Tensions over Air India’s plans to become a global airline with hundreds of new jets erupted as international airlines clamoured for increased access to the fastest-growing economy in the world.
Since India's flag carrier was sold to the financially robust Tata conglomerate, there have been increasing calls for Prime Minister Narendra Modi's administration to loosen a near-freeze on the capacity that may be deployed on numerous routes to and from India.
The current restrictions on the quantity of air travel between India and numerous markets go back to Air India’s significant losses at the start of the previous decade.
At a Tuesday aviation conference in New Delhi, a discussion over market access was revived following a significant upgrade of the airline that included the largest-ever plane order for 470 aircraft.
Emirates of Dubai, Turkish Airlines, and Jazeera Airways of Kuwait all demanded significant increases in traffic rights to and from India in order to keep up with demand. An Indian official claimed that Vietnam and Indonesia also want more flights.
Turkish Airlines Chief Executive Bilal Eksi said at the CAPA India conference, “We are not earning enough share from this market. On India-bound flights, Dubai has asked for an additional 50,000 seats each week.
Yet the Indian civil aviation minister told Reuters in an exclusive interview that the government is not currently considering loosening restrictions. In order to meet demand without requiring passengers to switch planes, he pushed Indian airlines to acquire more large jets.
"It's time, in my opinion, for our carriers to pay more attention to the global market. We are pressuring the airlines to do that, and the process has already begun "said Jyotiraditya Scindia.
Despite having a population of 1.3 billion, most Indians currently fly on foreign airlines for lengthy journeys, frequently changing planes at Gulf hubs.
Now that Air India has returned and a new Saudi airline has launched with dozens of jet orders, the playing field has been reshuffled, leaving Dubai’s enormous international hub bordered by new competitors.
Tim Clark, president of Emirates, hailed the launches nonetheless and asserted that there was adequate space for everyone to travel without obstructions.
If we allow unrestricted expansion, “there is so much (demand) there that none of us will be able to handle it,” he declared.
Experts claim that as part of a larger effort to develop an economic powerhouse, the Indian government is not in a rush to ease the restrictions as it strives to recover traffic lost to international carriers.
According to Kapil Kaul, director of the CAPA India consultancy, "there is significant evidence that the government wants a mega-carrier of size, scale, and quality to develop over the years." He said that the decision to temporarily deny further flights appeared to be tactical.
The viewpoint, whether other airlines agree with it or not, is that “we want to establish a bigger brand and we want to have a bigger share.” “I don’t think they’re even encouraging the discussion.”
With one exception, India has authorised more flights to Russia, according to Rajiv Bansal, the secretary of civil aviation.
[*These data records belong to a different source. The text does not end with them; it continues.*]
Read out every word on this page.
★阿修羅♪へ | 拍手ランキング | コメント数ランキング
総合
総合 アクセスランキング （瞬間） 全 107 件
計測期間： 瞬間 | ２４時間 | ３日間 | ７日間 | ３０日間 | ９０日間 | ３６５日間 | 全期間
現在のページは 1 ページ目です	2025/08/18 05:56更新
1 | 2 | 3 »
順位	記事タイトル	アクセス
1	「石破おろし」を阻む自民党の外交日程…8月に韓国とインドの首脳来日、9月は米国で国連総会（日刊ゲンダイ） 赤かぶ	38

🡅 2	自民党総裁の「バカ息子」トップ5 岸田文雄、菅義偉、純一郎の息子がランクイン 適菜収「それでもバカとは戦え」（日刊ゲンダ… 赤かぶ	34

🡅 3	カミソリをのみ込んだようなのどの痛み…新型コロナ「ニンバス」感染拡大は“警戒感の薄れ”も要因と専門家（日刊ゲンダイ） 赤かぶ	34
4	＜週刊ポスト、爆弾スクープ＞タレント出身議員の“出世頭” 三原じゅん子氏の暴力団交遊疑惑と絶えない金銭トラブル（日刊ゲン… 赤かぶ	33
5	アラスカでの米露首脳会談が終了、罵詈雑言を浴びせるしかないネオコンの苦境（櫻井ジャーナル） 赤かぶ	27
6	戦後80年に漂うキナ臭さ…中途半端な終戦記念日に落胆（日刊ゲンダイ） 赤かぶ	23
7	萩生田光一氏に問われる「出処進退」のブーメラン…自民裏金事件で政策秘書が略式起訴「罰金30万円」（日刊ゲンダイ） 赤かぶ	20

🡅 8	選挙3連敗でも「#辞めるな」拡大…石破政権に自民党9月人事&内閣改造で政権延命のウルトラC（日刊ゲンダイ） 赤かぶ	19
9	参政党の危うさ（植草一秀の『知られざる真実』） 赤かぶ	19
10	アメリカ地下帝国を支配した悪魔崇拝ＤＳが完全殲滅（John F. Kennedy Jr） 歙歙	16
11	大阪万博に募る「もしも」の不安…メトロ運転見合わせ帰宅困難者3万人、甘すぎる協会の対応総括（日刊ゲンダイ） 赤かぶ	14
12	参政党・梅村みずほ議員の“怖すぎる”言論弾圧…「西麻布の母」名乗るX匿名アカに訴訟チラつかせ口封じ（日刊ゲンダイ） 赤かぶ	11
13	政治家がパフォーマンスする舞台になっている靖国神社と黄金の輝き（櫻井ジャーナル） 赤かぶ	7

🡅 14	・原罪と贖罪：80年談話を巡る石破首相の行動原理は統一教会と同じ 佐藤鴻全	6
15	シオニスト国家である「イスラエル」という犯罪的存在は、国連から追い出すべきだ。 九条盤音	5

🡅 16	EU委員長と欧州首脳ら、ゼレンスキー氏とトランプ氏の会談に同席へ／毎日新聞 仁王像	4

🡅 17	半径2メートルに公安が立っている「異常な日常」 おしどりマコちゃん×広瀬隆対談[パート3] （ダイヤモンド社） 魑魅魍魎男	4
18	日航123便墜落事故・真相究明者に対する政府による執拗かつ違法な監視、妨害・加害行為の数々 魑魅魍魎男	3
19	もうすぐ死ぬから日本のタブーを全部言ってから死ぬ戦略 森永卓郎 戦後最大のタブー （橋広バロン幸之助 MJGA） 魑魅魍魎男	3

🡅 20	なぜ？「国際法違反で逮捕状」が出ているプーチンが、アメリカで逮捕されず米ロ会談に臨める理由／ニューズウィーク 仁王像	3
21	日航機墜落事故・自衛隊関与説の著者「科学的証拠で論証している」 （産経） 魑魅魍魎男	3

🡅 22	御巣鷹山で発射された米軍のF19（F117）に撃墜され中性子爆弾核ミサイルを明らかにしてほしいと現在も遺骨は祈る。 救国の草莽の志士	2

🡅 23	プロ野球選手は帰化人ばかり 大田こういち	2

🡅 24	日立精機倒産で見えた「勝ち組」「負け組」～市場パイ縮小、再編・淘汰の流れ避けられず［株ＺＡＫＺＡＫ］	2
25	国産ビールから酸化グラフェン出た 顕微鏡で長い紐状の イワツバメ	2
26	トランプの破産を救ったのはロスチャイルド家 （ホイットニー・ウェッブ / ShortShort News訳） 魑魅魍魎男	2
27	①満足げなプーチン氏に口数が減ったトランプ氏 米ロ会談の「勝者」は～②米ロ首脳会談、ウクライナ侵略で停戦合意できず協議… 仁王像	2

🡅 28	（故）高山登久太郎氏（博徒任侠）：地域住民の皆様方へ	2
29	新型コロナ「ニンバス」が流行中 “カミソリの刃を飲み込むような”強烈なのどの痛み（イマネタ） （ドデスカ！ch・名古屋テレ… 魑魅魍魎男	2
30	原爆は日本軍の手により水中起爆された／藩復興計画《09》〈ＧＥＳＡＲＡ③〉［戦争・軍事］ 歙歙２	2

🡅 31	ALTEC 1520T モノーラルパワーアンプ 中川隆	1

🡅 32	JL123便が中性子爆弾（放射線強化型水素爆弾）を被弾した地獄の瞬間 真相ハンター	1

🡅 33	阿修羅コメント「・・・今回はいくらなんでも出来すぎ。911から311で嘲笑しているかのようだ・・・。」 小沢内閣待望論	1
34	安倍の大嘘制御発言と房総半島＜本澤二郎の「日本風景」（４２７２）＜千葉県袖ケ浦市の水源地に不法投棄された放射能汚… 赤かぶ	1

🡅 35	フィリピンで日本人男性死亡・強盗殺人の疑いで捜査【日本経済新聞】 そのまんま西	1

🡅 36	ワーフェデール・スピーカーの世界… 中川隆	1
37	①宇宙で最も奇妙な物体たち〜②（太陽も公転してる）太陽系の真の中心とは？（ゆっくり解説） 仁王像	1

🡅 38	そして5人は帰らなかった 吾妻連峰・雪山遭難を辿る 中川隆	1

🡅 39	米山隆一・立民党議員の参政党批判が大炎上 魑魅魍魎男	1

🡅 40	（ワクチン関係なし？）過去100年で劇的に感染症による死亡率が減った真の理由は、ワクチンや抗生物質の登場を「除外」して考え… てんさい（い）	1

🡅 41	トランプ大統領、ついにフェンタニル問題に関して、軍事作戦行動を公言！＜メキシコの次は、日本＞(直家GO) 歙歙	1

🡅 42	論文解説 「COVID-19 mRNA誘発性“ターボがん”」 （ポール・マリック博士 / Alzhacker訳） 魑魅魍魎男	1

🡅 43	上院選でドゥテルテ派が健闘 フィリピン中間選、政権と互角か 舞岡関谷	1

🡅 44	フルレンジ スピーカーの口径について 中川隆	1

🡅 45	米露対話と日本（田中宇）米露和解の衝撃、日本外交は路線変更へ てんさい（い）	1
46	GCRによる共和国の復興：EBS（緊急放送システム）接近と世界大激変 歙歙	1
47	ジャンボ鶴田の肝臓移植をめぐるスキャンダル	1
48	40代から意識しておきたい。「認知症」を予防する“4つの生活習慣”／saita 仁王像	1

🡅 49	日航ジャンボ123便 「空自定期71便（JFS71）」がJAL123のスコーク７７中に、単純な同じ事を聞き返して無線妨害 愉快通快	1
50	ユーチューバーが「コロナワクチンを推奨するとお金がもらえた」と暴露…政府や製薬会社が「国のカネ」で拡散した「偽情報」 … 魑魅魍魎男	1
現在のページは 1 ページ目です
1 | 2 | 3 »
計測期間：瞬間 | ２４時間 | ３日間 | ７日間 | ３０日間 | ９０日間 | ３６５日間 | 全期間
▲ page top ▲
Others pointed out that India is not the only country using a post-war system of air traffic agreements to promote growth.
The government is claiming that it is about India as a nation: “We want non-stop flights,” according to Ameya Joshi, the creator of the air travel information website NetworkThoughts. “It is not about the airlines,” she added.
“It would not make sense for the administration to risk traffic rights now because next year is an election year. Whatever occurs is probably going to happen after the elections.”